Dios, Val... ¡Sácame de aquí!

Valentina me guiñó un ojo, comprendiendo la situación. De inmediato se puso manos a la obra.

—Justo por eso lo digo, tía. Son sus últimas noches de soltería y quiero compartirlas con mi primita. Gabriel no se enterará, te lo prometo. Cuidaré de ella... Por favor.

Y con el poder que solo Val tenía sobre mis padres, logré salir de casa al menos por unas horas, con la promesa de que no haría nada fuera de lugar ni tampoco iría a ningún bar.

Promesa que, por supuesto, no pensaba cumplir.

[...]

El vestido rojo que Val me prestó era tres tallas más pequeño de lo que jamás habría usado. Me ajustaba como una segunda piel, revelando cada curva que años de vestidos pasteles, holgados y aniñados habían escondido.

Ser hija de una familia tan religiosa no me había dejado muchas opciones para elegir.

—¿Y si alguien me reconoce y le dice a mamá? —musité, ajustándome el escote por décima vez.

Nos habíamos ido a casa de mi prima para arreglarnos sin la presencia asfixiante de mi madre. Cuando salimos, mi tía ni siquiera preguntó a dónde íbamos; solo nos deseó que nos divirtiéramos.

Además, ella pensaba que nos quedaríamos allí, en una noche tranquila.
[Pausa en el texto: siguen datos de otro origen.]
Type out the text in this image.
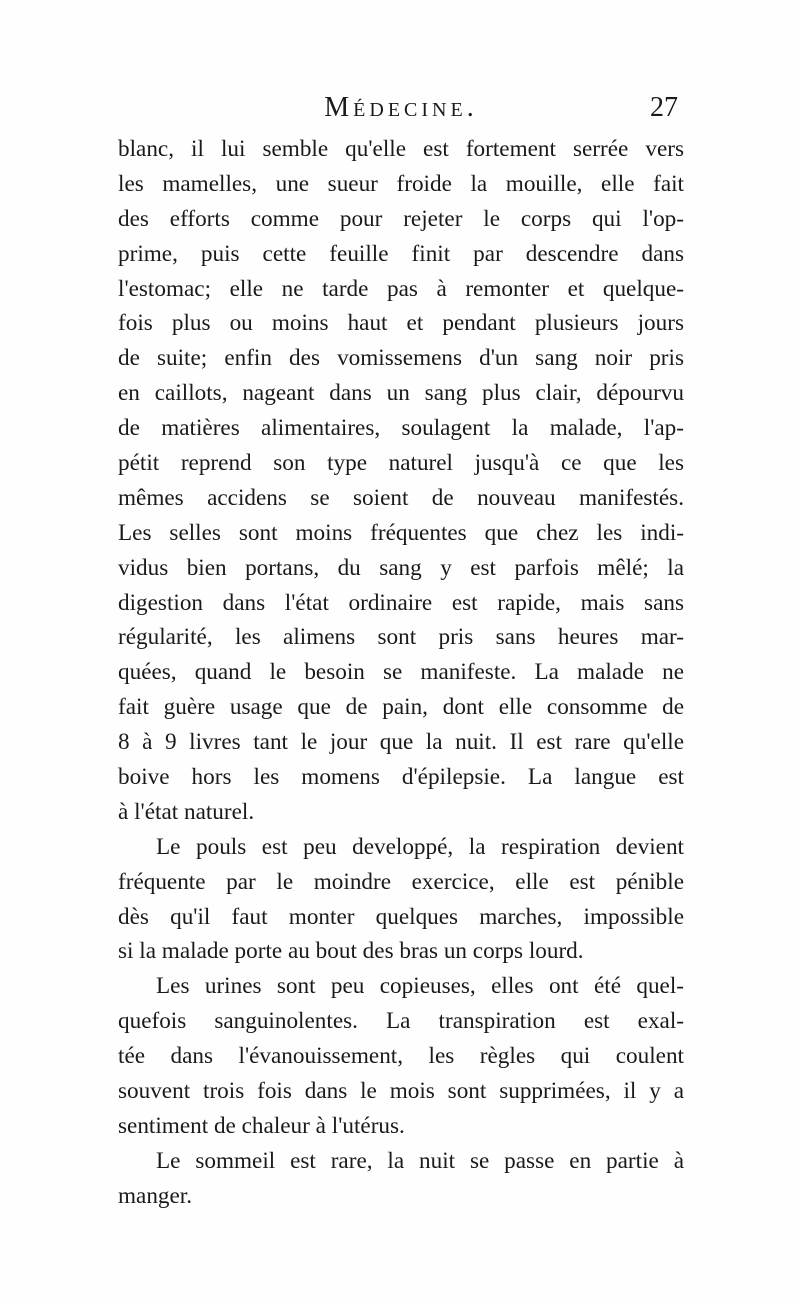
Médecine.	27
blanc, il lui semble qu'elle est fortement serrée vers
les mamelles, une sueur froide la mouille, elle fait
des efforts comme pour rejeter le corps qui l'op-
prime, puis cette feuille finit par descendre dans
l'estomac; elle ne tarde pas à remonter et quelque-
fois plus ou moins haut et pendant plusieurs jours
de suite; enfin des vomissemens d'un sang noir pris
en caillots, nageant dans un sang plus clair, dépourvu
de matières alimentaires, soulagent la malade, l'ap-
pétit reprend son type naturel jusqu'à ce que les
mêmes accidens se soient de nouveau manifestés.
Les selles sont moins fréquentes que chez les indi-
vidus bien portans, du sang y est parfois mêlé; la
digestion dans l'état ordinaire est rapide, mais sans
régularité, les alimens sont pris sans heures mar-
quées, quand le besoin se manifeste. La malade ne
fait guère usage que de pain, dont elle consomme de
8 à 9 livres tant le jour que la nuit. Il est rare qu'elle
boive hors les momens d'épilepsie. La langue est
à l'état naturel.
Le pouls est peu developpé, la respiration devient
fréquente par le moindre exercice, elle est pénible
dès qu'il faut monter quelques marches, impossible
si la malade porte au bout des bras un corps lourd.
Les urines sont peu copieuses, elles ont été quel-
quefois sanguinolentes. La transpiration est exal-
tée dans l'évanouissement, les règles qui coulent
souvent trois fois dans le mois sont supprimées, il y a
sentiment de chaleur à l'utérus.
Le sommeil est rare, la nuit se passe en partie à
manger.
Val rió mientras estacionaba. Habíamos conducido por una hora, pero ya estábamos lo suficientemente lejos del pueblo como para que mamá pudiera encontrarnos.

—Con ese escote, ni tu santa madre te reconocería... Prima, definitivamente te desperdicias cada día de tu vida.

Lo sé, Val... Lo sé.

En cuanto entramos al establecimiento, la música electrónica vibró en mis costillas. Mi prima y yo nos miramos y sonreímos cómplices, como si hubiéramos cometido un crimen.

El primer trago de tequila, cortesía de Val, me quemó la garganta como un fierro ardiente, lleno de culpa. El segundo ya me sabía a libertad. Para el tercero, estaba bailando en medio de la pista, creyéndome la reina absoluta del lugar.

Hacía mucho que no me sentía tan libre.

—¡Mírate! —gritó Val sobre el estruendo, acompañándome en mi danza lenta y sensual—. El angelito de los Veytia tiene ritmo en sus caderas después de todo.

Mis caderas se movían solas, el vestido brillando bajo las luces, completamente embelesada por la música y el alcohol. Valentina, después de un rato, me gritó que iría al baño y luego por más tragos, pero yo solo asentí y me concentré en disfrutar mi momento.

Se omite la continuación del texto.